Scientists have uncovered evidence supporting a mechanism in which transposable elements (TEs), once considered "non-functional" DNA, may have contributed to the evolution and expansion of gene regulation during neural development. Such insights into the mechanisms regulating the development of neuronal cells in the brain may help inform future strategies for generating specific neural cell types from embryonic stem cells (ESCs).
The TEs are mobile DNA sequences that can insert into different locations in the genome. Although TEs make up 30−50% of the mammalian genome, their roles remain poorly understood, particularly in a cell-type-specific context during cell differentiation, while a very small portion of them sometimes influence whether nearby genes are switched on or off. To address this gap, Dr. Hidenori Nishihara, an Associate Professor at the Department of Advanced Bioscience, Faculty of Agriculture and Agricultural Technology and Innovation Research Institute, Kindai University, Japan, along with Mr. Atsushi Komiya from the same department, explored the contribution of TEs during the differentiation of stem cells into neuronal cells. This study was published in Volume 27, article number 114, of the journal Genome Biology on April 09, 2026.
"We are especially interested in uncovering how these elements may have been brought in during evolution to shape complex biological systems, such as the mammalian brain. By studying these questions, we aim to move beyond the traditional view of 'functional' versus 'non-functional' DNA and instead develop a more integrated understanding of how the genome as a whole contributes to biological function and evolution," said Dr. Nishihara, explaining their motivation for this study.
Gene expression can be enhanced or silenced through the binding of proteins known as transcription factors. To better understand how TEs influence gene regulation during neuronal commitment, the researchers used publicly available genomic data and analyzed human TEs bound by the two transcription factors, Sox2 and Brn2, that are critical for neuronal development. They compared the results from ESCs with those from differentiated neural progenitor cells (NPCs).
The study identified more than 20,000 TE-derived binding sites for Sox2 and Brn2, including endogenous retroviruses that expanded during primate evolution. Among these, specific TE families such as MER51 and MER49 carry binding motifs for Sox2 and Brn2, respectively, helping spread regulatory sequences across the genome.

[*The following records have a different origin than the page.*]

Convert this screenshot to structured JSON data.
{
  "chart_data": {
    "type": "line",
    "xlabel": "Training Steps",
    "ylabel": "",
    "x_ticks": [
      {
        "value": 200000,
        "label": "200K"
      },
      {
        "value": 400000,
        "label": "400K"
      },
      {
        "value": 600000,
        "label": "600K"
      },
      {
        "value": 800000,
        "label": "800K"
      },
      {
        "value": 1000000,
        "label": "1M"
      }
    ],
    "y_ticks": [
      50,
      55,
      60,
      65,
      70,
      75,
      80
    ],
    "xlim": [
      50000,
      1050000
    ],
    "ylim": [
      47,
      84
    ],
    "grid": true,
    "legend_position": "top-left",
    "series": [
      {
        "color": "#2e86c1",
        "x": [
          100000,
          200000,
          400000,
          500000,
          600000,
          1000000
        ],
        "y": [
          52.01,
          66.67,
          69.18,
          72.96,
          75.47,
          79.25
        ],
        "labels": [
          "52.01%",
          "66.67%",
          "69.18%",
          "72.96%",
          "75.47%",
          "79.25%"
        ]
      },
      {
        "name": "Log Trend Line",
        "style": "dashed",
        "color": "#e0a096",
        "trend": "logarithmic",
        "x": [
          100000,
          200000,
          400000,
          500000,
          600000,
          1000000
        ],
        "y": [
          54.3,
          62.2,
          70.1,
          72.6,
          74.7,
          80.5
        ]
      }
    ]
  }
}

Chromatin profiling further showed that a subset of Sox2-binding TEs is associated with dynamic changes in Sox2 binding and "cis-regulatory" activity during NPC differentiation, suggesting a role in regulating when and where nearby genes become active. This cis-regulatory activity is observed in a substantially larger number of TEs in NPCs compared to ESCs, with particularly strong contributions from TEs that emerged during the evolution of placental mammals. Motif analyses further indicated that at least 24 TE families contributed to the genome-wide spread of Sox2 and Brn2 binding sites, with many of these elements acquiring enhancer-like functions in NPCs.
Interestingly, a subset of Sox2- and Brn2-binding sites located outside of TEs can be traced back to early vertebrates, including reptiles and fishes, suggesting that the core regulatory framework for neuronal development predates placental mammals. The subsequent spread of TEs across the genome appears to have expanded Sox2- and Brn2-binding cis-regulatory elements during primate evolution, yielding over 3,000 Sox2-binding and 500 Brn2-binding sites in NPCs. Overall, these findings support a two-phase model of TE acquisition during evolution, involving both ancient and more recent expansions that together shaped modern gene regulatory networks.
The key finding of the study is that TE-derived regulatory elements with functional changes in Sox2-binding patterns are involved in neuronal lineage commitment, which was previously unknown. The evolutionary expansion, coupled with the gain of enhancer function, further diversified the gene regulation underlying neuronal formation.
"The findings fundamentally reshape how we interpret genome evolution and regulation, particularly in complex organs such as the brain, with potential implications in evolutionary biology, neuroscience, and medical genomics," said Dr. Nishihara, elaborating on the significance of their findings.
Let us hope a deeper understanding of the gene regulatory dynamics underlying neuronal development will help tackle the rising global challenge presented by neurodegenerative diseases.